Он подвел меня к удобному креслу, стоявшему рядом с его собственным, и усадил, а уже потом уселся сам. Сестра Мари-Шарль внесла поднос с двумя фигурными бутылками обычной для Земли формы и куда более редкими широкогорлыми стаканами с торговой маркой кока-колы (я уж много лет их не видел), похожими на тюльпаны. У меня мелькнула мысль, что было бы интересно узнать, кто приобрел право на производство таких стаканов на Небесах и как тут вообще ведутся дела подобного рода.
– Спасибо, Чарли, – сказал святой Петр. – Никаких вызовов не принимать.
– Даже если…
– Дурочку не валяй. Беги! – Он повернулся ко мне. – Александр, я стараюсь принимать каждого новоприбывшего святого лично. Но тебя я как-то пропустил.
– Я прибыл с большой толпой, святой Петр. В день Второго пришествия. И не через эти ворота, а через Асировы.
– Тогда понятно. Это был сумасшедший день, и мы еще не полностью пришли в себя. Но святого обычно вводят через Центральные врата… в сопровождении двадцати четырех ангелов и двух трубачей. Что ж, я разберусь.

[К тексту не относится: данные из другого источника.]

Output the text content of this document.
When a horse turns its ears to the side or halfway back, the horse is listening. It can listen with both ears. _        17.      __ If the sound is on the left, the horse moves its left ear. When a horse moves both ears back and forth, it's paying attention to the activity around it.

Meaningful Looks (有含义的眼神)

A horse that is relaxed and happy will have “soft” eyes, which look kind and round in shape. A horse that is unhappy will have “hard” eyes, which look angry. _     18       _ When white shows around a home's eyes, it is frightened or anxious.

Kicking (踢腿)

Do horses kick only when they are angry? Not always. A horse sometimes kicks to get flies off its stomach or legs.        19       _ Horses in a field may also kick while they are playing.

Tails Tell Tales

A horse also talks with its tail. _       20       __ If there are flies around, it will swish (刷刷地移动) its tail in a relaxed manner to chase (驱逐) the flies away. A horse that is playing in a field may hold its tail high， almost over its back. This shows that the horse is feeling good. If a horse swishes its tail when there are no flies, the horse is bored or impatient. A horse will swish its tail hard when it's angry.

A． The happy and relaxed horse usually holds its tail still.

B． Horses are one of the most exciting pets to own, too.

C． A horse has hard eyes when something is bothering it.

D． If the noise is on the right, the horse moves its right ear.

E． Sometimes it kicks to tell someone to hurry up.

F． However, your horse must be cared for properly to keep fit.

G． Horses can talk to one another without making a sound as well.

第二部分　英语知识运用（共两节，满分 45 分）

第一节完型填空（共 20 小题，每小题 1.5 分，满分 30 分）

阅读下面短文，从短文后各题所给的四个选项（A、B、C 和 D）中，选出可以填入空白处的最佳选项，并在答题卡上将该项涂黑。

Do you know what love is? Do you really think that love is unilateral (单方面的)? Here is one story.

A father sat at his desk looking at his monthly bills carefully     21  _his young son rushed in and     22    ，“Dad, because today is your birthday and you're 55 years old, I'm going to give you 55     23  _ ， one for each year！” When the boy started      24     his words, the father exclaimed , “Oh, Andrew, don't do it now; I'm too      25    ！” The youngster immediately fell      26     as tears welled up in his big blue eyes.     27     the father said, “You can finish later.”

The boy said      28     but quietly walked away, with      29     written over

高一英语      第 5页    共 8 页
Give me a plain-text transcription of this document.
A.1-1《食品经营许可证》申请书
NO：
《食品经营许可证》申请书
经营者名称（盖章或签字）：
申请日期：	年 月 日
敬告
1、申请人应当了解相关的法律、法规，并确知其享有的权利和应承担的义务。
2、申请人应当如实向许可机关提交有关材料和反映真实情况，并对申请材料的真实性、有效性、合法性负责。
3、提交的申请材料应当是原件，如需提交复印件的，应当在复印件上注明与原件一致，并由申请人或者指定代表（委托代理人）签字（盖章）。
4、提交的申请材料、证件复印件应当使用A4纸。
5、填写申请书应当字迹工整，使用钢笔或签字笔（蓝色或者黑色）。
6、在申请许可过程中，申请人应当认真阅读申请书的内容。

– Честно говоря, святой Петр, – поспешно добавил я, – никакой я не святой. Просто не могу избавиться от этого роскошного нимба.
Он покачал головой:
– Нет, ты святой, это точно. И не позволяй сомнениям бередить твою душу – святой никогда не знает, что он свят, его об этом приходится извещать. Это такой священный парадокс – тот, кто думает, что свят, таковым не является. Да что там! Когда я попал сюда и мне вручили ключи и сказали, что я отвечаю за Врата, я этому просто не поверил. Подумал, что босс подшучивает надо мной в отместку за те выходки, которые я позволял себе в те дни, когда мы все шарашили на берегах моря Галилейского. А оказалось, что Он на полном серьезе. Так рабби Симон бар Иона, старый рыбак, стал святым Петром. Так что ты теперь – святой Александр, нравится тебе это или нет. Через какое-то время ты с этим смиришься. – Он похлопал по толстой папке на столе. – Я ознакомился со всеми отчетами. Никаких сомнений в твоей святости быть не может. Просматривая папку, я вспомнил твой процесс. В качестве «адвоката дьявола» против тебя выступал Фома Аквинский; он потом сам мне сказал, что обвинения против тебя выдвигались по чистой формальности, ибо в его душе не было и капли сомнения, что ты полностью соответствуешь. Скажи мне, во время первого чуда – испытания огнем – поколебалась ли твоя вера хоть на мгновение?
– Увы, поколебалась. Недаром у меня вскочил волдырь.
Святой Петр хохотнул:
– Один-единственный разнесчастный волдырчик! И ты решил, что не годишься в святые? Сынок, да если бы святая Иоанна была столь же стойкой в вере, как ты, она погасила бы пламя костра, на котором сгорела. А еще был один…
Голос Мари-Шарль объявил:
– Жена святого Александра прибыла.
– Пусть войдет! – сказал святой Петр и шепнул мне: – Потом доскажу.
Я едва расслышал его слова: мое сердце готово было разорваться.
Дверь открылась, и вошла… Абигайль.
Не знаю, как описать следующие несколько минут. Рвущее сердце разочарование, смешанное со стыдом, – вот все, что я могу сказать.